Am Backofen in der Grabenstraße befand sich ein hölzernes Doppeltor. Im Innern des etwa 1,5 m langen Raums gab es links und rechts breite, gemauerte Simse zum Abstellen. Hinten war eine Mauer mit einer doppelten, oben gerundeten Eisentüre, dahinter über die ganze Breite befand sich der eigentliche Backofen. Eine Einschieß-Schüssel (Brotschieber) mit langem Stiel gehörte zum Inventar.

Wer backen wollte, holte sich tags zuvor den Schlüssel beim Ertl-Soler, jetzt Friedrich, in der Vorstadt und bezahlte dort auch das Benutzungsentgelt. Ich denke, dass es etwa fünf RM und später drei DM waren.

Die Familie Barth mit Familie Mock und Lindner gehörte zu den fleißigen Benutzern des Backofens. Wir wohnten etwa 30 Meter davon entfernt.

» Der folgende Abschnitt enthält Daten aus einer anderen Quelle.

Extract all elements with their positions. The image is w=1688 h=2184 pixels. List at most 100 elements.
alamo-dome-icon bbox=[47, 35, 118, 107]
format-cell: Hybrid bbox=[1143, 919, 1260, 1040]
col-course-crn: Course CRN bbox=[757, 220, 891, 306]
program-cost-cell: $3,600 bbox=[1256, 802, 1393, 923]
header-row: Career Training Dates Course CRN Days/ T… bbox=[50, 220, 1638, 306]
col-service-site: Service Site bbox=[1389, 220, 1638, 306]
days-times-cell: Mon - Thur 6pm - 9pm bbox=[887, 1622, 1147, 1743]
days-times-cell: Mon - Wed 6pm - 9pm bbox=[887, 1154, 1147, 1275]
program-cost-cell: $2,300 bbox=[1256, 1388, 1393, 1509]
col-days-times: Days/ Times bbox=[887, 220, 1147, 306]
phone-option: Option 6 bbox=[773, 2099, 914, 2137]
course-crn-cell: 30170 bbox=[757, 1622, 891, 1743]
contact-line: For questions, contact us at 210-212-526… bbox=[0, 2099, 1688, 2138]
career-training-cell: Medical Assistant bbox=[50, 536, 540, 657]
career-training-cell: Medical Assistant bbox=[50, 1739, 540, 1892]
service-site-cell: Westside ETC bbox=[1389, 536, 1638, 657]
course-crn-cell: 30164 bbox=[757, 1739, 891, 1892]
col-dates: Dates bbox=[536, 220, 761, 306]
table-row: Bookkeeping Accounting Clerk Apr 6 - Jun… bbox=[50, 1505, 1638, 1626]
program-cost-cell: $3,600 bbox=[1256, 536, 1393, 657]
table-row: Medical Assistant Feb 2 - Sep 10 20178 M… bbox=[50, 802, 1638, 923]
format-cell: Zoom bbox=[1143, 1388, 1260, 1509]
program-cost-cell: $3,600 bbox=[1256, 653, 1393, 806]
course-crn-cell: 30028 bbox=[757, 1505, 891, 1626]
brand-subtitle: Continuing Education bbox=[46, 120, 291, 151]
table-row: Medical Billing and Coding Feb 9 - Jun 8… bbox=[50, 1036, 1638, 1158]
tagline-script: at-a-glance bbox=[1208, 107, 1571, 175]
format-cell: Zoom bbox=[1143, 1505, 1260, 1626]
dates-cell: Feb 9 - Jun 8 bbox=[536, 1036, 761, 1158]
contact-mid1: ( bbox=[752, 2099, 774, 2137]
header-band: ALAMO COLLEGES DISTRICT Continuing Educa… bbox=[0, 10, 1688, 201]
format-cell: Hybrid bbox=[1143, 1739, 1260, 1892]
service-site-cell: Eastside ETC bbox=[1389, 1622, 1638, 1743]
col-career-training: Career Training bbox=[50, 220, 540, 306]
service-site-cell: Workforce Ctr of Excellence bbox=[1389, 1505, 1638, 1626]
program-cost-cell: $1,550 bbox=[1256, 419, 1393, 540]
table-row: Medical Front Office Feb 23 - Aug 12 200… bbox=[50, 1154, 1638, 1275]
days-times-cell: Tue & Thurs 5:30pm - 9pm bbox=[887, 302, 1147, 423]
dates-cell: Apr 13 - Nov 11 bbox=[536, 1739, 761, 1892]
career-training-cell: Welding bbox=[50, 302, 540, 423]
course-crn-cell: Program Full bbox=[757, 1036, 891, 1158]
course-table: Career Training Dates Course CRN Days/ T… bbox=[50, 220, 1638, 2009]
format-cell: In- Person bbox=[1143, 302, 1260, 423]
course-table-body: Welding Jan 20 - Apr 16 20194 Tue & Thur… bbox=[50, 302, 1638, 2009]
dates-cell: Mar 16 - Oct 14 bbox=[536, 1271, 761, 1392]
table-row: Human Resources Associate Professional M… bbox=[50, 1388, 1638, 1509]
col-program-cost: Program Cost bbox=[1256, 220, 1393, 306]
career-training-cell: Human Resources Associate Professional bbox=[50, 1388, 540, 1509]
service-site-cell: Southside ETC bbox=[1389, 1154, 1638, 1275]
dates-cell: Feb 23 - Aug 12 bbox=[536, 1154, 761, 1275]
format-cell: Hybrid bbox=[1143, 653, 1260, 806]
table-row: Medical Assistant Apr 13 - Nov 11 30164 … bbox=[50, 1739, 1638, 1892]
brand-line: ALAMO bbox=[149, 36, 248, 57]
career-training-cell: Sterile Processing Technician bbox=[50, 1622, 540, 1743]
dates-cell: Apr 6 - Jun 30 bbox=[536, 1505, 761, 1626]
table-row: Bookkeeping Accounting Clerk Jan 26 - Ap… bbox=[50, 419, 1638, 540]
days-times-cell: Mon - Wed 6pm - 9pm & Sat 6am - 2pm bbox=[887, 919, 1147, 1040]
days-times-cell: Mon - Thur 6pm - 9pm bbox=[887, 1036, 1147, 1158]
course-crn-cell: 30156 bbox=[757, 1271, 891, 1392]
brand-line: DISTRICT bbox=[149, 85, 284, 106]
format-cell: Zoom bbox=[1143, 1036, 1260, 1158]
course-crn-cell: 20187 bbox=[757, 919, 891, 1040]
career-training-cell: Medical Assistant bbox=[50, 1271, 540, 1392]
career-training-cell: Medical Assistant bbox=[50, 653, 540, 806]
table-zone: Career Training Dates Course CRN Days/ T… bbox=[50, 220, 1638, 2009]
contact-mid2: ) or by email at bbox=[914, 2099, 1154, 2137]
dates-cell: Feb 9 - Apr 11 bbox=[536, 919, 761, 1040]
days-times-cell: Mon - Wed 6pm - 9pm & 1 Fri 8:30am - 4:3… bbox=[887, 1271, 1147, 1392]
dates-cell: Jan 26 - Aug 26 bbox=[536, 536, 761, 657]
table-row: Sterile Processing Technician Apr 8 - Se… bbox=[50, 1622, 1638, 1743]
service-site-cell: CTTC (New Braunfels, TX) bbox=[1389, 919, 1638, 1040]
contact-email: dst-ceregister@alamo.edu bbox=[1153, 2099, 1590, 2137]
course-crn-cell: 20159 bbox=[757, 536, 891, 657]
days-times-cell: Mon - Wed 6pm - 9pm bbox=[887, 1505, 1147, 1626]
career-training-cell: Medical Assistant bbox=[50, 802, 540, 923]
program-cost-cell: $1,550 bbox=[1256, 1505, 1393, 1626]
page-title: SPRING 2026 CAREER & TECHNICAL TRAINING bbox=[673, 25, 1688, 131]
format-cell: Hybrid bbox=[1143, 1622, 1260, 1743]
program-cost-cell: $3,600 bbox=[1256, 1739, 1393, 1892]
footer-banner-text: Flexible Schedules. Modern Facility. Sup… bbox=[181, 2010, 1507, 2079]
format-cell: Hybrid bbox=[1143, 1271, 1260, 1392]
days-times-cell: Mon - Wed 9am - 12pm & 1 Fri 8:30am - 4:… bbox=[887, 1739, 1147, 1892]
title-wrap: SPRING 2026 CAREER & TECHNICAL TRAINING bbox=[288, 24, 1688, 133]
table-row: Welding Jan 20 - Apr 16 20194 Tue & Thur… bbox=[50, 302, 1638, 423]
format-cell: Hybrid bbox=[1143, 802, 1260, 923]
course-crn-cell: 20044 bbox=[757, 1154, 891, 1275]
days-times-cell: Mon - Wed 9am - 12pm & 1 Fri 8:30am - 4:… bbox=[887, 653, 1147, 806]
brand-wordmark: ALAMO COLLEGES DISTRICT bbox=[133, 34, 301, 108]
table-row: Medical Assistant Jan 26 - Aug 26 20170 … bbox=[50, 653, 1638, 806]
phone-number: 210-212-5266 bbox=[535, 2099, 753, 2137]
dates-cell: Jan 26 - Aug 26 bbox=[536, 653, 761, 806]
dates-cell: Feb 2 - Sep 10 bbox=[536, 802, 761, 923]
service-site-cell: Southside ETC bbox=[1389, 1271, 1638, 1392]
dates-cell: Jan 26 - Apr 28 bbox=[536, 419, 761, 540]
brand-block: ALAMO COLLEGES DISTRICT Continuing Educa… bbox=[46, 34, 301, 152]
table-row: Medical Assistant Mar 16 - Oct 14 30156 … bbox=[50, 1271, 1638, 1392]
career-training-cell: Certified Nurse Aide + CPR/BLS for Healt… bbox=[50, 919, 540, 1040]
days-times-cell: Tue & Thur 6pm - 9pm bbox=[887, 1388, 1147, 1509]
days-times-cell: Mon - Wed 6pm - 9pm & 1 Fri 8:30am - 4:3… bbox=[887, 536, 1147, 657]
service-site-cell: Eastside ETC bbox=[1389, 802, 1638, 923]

Meine Großmutter, Magdalena Barth, schlichtete am Vortag schon die Holzscheitln in den Backofen. Ich wurde mit meiner Nachbarsfreundin Nettl Anne (Hänsch) und einer blechernen Schüssel, bedeckt mit einem Geschirrtuch, zum Bäcker Maulbeck in die Breite Gasse geschickt, um das Doagerl (Sauerteig) zu holen. Unser riesiger Backtrog musste vom Hausboden heruntergetragen und auf zwei Stützen in der guten Stube vor dem Kachelofen aufgestellt werden. Dort setzte Großmutter abends den Teig mit Roggenmehl, Salz, Gewürzen, Wasser und dem Sauerteig an. Der Kachelofen wurde angeheizt, damit der Teig über Nacht gehen konnte.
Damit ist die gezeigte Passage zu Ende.